From the front, the driver yelled, “How are we doing?”
Cartwright said, “This baby’s coming fast. And could be in some distress. I’m seeing a nonreassuring pattern on the monitor here.”
“Inbound to Mount Sinai Beth Israel. ETA six minutes.”
The contraction ended. Salazar panted and then yelled, “Negative on Mount Sinai! My doc is at NYU. That’s where she and my family are headed!”
Cartwright said, “I don’t know if we’ll get to NYU.”
“We’ll get there if I have to tie my legs shut,” Salazar said.
“How do your doc and family know?” Bree asked.
“App on my phone. First contraction, I knew. I just pressed a button, and they were all texted and—”
Another contraction began. Salazar surfed the pain like a pro for that contraction and the six that followed as the ambulance weaved through evening traffic south and east toward NYU Medical Center.
An accident at Third and Thirty-Fourth slowed them.
Salazar moaned. “Are we there yet?”
“ETA two minutes,” the driver said, finally getting around the smashed cars.
“Hold on a little longer, Rosella,” Bree said.
“That’s out of my control, Chief.” She grunted. “Just like with his sister. Once my kids start coming, there’s no stopping them.”
“You’re not fully dilated yet,” Cartwright said.
“Gimme a minute, maybe two,” Salazar said. Another contraction hit.
Just as that contraction subsided, they pulled up in front of the emergency department. Four people were standing outside the ambulance when its doors opened.
“Rosella!” cried a rugged and worried man dressed in denim.
“He’s coming, Debo!” Salazar said, beaming. “Our boy is coming!”
Two nurses appeared. Bree climbed out. The nurses got in to manage the various monitors attached to the detective while the driver and Cartwright lifted Salazar and her gurney from the ambulance.
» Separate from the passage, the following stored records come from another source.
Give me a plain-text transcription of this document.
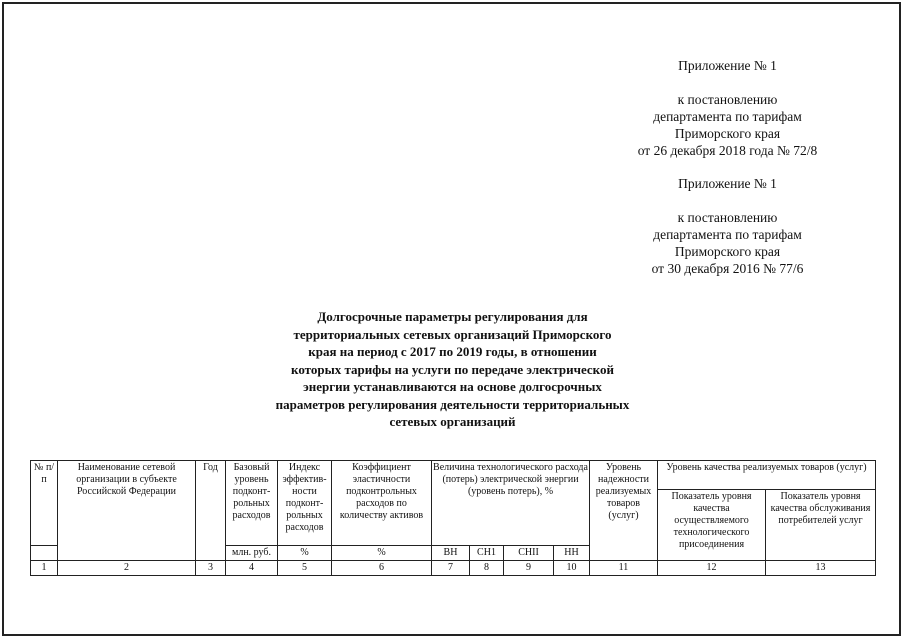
Приложение № 1
к постановлению
департамента по тарифам
Приморского края
от 26 декабря 2018 года № 72/8
Приложение № 1
к постановлению
департамента по тарифам
Приморского края
от 30 декабря 2016 № 77/6
Долгосрочные параметры регулирования для
территориальных сетевых организаций Приморского
края на период с 2017 по 2019 годы, в отношении
которых тарифы на услуги по передаче электрической
энергии устанавливаются на основе долгосрочных
параметров регулирования деятельности территориальных
сетевых организаций
№ п/п	Наименование сетевой организации в субъекте Российской Федерации	Год	Базовый уровень подконт-рольных расходов	Индекс эффектив-ности подконт-рольных расходов	Коэффициент эластичности подконтрольных расходов по количеству активов	Величина технологического расхода (потерь) электрической энергии (уровень потерь), %				Уровень надежности реализуемых товаров (услуг)	Уровень качества реализуемых товаров (услуг)	
											Показатель уровня качества осуществляемого технологического присоединения	Показатель уровня качества обслуживания потребителей услуг
			млн. руб.	%	%	ВН	СН1	СНII	НН			
1	2	3	4	5	6	7	8	9	10	11	12	13
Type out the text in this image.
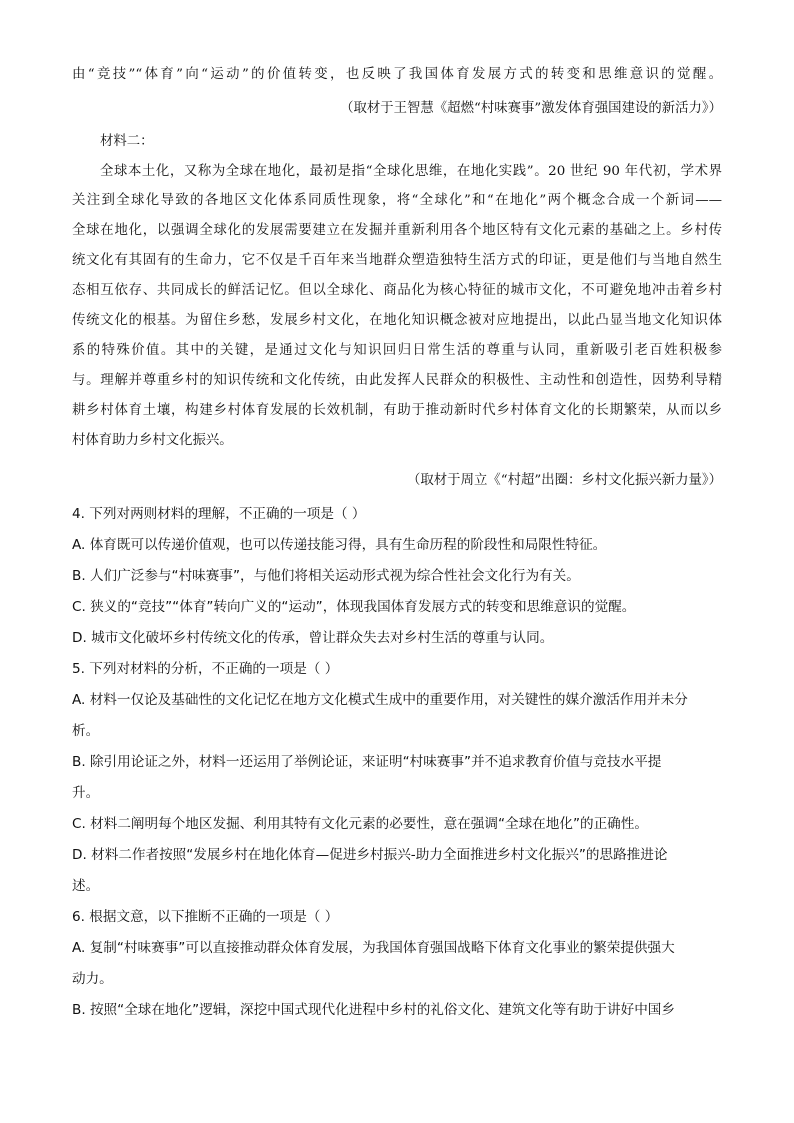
由“竞技”“体育”向“运动”的价值转变，也反映了我国体育发展方式的转变和思维意识的觉醒。
（取材于王智慧《超燃“村味赛事”激发体育强国建设的新活力》）
材料二：
全球本土化，又称为全球在地化，最初是指“全球化思维，在地化实践”。20 世纪 90 年代初，学术界
关注到全球化导致的各地区文化体系同质性现象，将“全球化”和“在地化”两个概念合成一个新词——
全球在地化，以强调全球化的发展需要建立在发掘并重新利用各个地区特有文化元素的基础之上。乡村传
统文化有其固有的生命力，它不仅是千百年来当地群众塑造独特生活方式的印证，更是他们与当地自然生
态相互依存、共同成长的鲜活记忆。但以全球化、商品化为核心特征的城市文化，不可避免地冲击着乡村
传统文化的根基。为留住乡愁，发展乡村文化，在地化知识概念被对应地提出，以此凸显当地文化知识体
系的特殊价值。其中的关键，是通过文化与知识回归日常生活的尊重与认同，重新吸引老百姓积极参
与。理解并尊重乡村的知识传统和文化传统，由此发挥人民群众的积极性、主动性和创造性，因势利导精
耕乡村体育土壤，构建乡村体育发展的长效机制，有助于推动新时代乡村体育文化的长期繁荣，从而以乡
村体育助力乡村文化振兴。
（取材于周立《“村超”出圈：乡村文化振兴新力量》）
4. 下列对两则材料的理解，不正确的一项是（ ）
A. 体育既可以传递价值观，也可以传递技能习得，具有生命历程的阶段性和局限性特征。
B. 人们广泛参与“村味赛事”，与他们将相关运动形式视为综合性社会文化行为有关。
C. 狭义的“竞技”“体育”转向广义的“运动”，体现我国体育发展方式的转变和思维意识的觉醒。
D. 城市文化破坏乡村传统文化的传承，曾让群众失去对乡村生活的尊重与认同。
5. 下列对材料的分析，不正确的一项是（ ）
A. 材料一仅论及基础性的文化记忆在地方文化模式生成中的重要作用，对关键性的媒介激活作用并未分
析。
B. 除引用论证之外，材料一还运用了举例论证，来证明“村味赛事”并不追求教育价值与竞技水平提
升。
C. 材料二阐明每个地区发掘、利用其特有文化元素的必要性，意在强调“全球在地化”的正确性。
D. 材料二作者按照“发展乡村在地化体育—促进乡村振兴-助力全面推进乡村文化振兴”的思路推进论
述。
6. 根据文意，以下推断不正确的一项是（ ）
A. 复制“村味赛事”可以直接推动群众体育发展，为我国体育强国战略下体育文化事业的繁荣提供强大
动力。
B. 按照“全球在地化”逻辑，深挖中国式现代化进程中乡村的礼俗文化、建筑文化等有助于讲好中国乡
A fit older woman in yoga tights and a hoodie stepped up, fingered Salazar’s gown, and looked at the sneakers. “This is how you dress to have a child, Rosella?”
“Latest birthing style, Mama,” Salazar shot back.
A much younger woman in jeans, a leather jacket, and too much makeup said, “How’d you afford a dress like that? You on the take now?”
As the nurses and EMTs moved Salazar, she pointed at Bree and said, “She’ll tell you, wiseass.”
Then the detective moaned and the beeping of the fetal monitor quickened again. The EMTs hurried her through the double doors with her husband beside her.
“Who are you?” Too Much Makeup asked. “Cop?”
“Used to be. You’re her sister?”
She nodded. “Lucinda.”
“Rosella was working undercover, Lucinda. A friend of mine made the dress for her and this one for me so we’d fit in. Now I have to go see a doctor about this arm.”
“What happened to you?” Salazar’s mother asked.
“Gunshot wound,” Bree said and walked into the hospital.
The triage nurse brought her straight back to the ER. While she waited to see a doctor, she called Alex and filled him in.
“But you’re sure you’re all right?” he said.
“I’m going to have a sore arm for a while, but yes, I’m fine. Listen, Salazar identified one of the shooters. The one I wounded. He’s a Russian named Volkov.”
“Volkov! As in Tull’s Volkov?”
“One and the same.”
“But he’s alive?”
“Last time I saw him, but he was in rough shape. I creased the left side of his head with a nine-millimeter round.”
“Hang on,” Alex said. She heard the drone of news anchors and Alex picked up the phone again. “Wow, the story’s on CNN. They’re calling you and Salazar heroes.”
“She’s my hero. She saved my life, Alex.”